Tuesday, November 13, 2012

blog 2 again




                                                   The dust bowl winds started in 1932 but the Dust Bowl got its name from the horrendous winds were starting to begin in 1935. The primary area it affected was the southern Plains. “The northern Plains were not hit so badly but the drought, the blowing dust, and the decline of agriculture in the region had a nationwide effect”. The wind "turned day into night" and was so strong it picked up the topsoil on the ground and blew it away in large clouds of dust. The cause of the soil blowing away was poor farming techniques that ruined the topsoil.
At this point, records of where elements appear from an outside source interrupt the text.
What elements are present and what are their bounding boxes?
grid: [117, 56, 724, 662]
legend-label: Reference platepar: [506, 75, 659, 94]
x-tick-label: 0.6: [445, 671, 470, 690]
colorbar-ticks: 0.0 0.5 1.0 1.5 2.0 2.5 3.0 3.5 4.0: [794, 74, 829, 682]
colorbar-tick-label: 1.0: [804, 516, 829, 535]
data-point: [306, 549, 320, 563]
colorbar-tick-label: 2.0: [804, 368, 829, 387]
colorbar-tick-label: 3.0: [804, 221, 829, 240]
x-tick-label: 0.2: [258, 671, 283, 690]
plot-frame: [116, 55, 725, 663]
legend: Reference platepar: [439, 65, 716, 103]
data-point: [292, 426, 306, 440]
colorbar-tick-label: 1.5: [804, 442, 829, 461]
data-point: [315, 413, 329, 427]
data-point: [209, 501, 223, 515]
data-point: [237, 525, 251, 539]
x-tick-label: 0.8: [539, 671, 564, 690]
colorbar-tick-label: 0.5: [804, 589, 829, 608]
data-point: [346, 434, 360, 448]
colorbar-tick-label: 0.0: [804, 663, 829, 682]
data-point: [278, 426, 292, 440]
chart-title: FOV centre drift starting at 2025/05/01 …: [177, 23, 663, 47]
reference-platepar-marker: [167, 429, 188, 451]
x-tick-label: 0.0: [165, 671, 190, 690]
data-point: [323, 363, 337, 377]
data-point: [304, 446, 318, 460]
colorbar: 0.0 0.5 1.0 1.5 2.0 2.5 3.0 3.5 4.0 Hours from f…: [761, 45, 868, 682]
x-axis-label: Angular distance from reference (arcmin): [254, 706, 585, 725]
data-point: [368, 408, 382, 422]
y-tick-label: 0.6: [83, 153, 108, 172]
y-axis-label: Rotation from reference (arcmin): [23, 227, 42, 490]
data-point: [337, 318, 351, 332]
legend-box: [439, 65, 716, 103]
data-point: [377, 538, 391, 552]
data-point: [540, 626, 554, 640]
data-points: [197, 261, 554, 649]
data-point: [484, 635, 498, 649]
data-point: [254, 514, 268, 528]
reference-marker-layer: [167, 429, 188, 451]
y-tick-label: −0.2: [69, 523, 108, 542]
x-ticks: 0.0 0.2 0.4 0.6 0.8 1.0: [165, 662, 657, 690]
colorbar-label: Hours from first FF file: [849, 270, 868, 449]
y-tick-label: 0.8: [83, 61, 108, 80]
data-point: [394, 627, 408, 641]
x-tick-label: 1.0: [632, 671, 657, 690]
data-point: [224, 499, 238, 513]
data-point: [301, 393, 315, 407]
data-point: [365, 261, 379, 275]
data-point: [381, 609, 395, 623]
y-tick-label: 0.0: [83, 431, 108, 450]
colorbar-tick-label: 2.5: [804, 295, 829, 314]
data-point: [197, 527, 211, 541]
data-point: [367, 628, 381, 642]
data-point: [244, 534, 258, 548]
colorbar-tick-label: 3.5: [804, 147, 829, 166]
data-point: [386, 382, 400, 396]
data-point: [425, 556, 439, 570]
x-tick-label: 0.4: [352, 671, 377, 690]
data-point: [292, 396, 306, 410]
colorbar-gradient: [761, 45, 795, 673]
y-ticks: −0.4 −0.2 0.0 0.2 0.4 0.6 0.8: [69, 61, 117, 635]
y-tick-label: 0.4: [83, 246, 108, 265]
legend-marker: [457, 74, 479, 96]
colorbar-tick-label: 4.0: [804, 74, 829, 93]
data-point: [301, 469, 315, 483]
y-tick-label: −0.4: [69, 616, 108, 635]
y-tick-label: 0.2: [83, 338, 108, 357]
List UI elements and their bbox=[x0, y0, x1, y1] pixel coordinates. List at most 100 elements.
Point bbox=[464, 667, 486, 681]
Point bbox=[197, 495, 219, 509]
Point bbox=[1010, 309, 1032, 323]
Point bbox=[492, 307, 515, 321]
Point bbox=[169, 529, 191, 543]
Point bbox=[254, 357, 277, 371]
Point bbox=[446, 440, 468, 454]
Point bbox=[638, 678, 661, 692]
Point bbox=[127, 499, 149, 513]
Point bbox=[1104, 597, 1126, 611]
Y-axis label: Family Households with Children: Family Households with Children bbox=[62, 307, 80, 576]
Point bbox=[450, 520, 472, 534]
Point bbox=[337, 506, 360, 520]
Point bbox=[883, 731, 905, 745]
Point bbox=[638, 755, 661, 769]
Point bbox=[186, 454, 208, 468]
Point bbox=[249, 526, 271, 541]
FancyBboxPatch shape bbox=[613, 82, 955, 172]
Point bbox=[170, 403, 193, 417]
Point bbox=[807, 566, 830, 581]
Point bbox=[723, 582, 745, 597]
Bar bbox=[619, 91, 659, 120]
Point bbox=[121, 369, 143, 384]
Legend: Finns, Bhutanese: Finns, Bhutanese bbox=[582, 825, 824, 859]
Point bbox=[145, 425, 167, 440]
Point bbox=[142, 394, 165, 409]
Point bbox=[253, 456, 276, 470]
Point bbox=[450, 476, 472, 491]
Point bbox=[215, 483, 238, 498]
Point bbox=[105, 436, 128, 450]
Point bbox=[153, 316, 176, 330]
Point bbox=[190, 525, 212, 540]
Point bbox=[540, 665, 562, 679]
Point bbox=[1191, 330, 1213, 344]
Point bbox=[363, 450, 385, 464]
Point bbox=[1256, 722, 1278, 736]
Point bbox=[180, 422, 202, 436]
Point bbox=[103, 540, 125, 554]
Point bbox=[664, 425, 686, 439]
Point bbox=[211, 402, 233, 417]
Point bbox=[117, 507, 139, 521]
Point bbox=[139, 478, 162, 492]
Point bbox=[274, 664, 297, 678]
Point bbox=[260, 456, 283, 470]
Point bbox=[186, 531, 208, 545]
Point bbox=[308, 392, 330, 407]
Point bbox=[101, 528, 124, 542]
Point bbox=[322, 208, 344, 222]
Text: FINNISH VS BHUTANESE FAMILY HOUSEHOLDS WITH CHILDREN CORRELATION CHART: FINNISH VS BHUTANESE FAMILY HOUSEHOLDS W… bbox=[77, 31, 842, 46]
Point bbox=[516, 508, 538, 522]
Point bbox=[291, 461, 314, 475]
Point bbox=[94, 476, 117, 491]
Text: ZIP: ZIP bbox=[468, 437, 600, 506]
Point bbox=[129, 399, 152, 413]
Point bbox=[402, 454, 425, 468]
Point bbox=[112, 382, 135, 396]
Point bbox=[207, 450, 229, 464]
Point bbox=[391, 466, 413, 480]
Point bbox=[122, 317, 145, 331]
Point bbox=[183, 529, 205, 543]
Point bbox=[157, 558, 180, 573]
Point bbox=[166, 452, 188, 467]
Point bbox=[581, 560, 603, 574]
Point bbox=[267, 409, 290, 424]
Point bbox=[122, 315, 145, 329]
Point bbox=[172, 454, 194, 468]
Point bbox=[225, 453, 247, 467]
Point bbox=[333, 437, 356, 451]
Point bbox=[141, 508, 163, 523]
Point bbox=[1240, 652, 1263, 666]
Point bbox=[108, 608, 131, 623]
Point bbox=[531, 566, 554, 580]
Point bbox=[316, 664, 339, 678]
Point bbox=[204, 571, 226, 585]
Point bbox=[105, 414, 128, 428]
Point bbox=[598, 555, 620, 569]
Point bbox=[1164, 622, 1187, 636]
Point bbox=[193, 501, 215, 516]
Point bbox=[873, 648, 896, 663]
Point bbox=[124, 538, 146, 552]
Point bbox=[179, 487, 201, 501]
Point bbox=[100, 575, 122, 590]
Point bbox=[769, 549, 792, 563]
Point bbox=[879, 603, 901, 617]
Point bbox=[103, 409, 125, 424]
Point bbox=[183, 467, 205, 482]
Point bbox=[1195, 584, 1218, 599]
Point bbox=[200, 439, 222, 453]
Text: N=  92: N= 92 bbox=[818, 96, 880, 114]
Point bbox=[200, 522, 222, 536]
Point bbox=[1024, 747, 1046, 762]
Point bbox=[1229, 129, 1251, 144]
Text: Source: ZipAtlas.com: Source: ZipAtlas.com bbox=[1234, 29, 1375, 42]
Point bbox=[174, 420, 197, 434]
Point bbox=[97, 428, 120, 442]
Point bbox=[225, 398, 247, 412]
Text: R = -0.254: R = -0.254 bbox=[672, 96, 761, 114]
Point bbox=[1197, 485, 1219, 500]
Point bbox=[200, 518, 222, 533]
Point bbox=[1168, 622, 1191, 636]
At the same time, the increase in farming activity placed greater strain on the land. As the naturally occurring grasslands of the southern Great Plains were replaced with cultivated fields, the rich soil lost its ability to retain moisture and nutrients and began to erode. The displaced farmers were forced to look for work elsewhere and became the migrants described in John Steinbeck's, grapes of wrath. Families from Kansas, Oklahoma, Texas, New Mexico, Nevada and Arkansas, packed what they could or what was big enough to fit in cars and trucks and headed west. Most were aiming for California where they would become a class of ALL migrant farmers, following the crops during the harvesting season. That reads (more and more farmers gave up or were forced off of their land). “In addition, the relentless march of new tractors meant that the farmers who were able to scrape together enough money to buy a tractor could buy out their neighbors” so some people had to live off their neighbors.  The plight of the Okies and other plains migrants caught the sympathy of people across the country, “This was because these migrants were white, in contrast to the Mexican and Filipino workers who supplied the "factory" farms with the seasonal labor needed before and after okies arrived”. The okie’s also came in family groups and were in desperate straights, living in tents or out of the back of a car or truck. Some went to cities. But many decided to head west. In fact, during the 30s hundreds of thousands left the plains for the WEST COAST. So many migrated from Oklahoma that they were called the "Okies" in the popular press. For years, California, “Oregon and Washington had been growing. At the end the dust bowl hurt a lot of people especially the Okies”.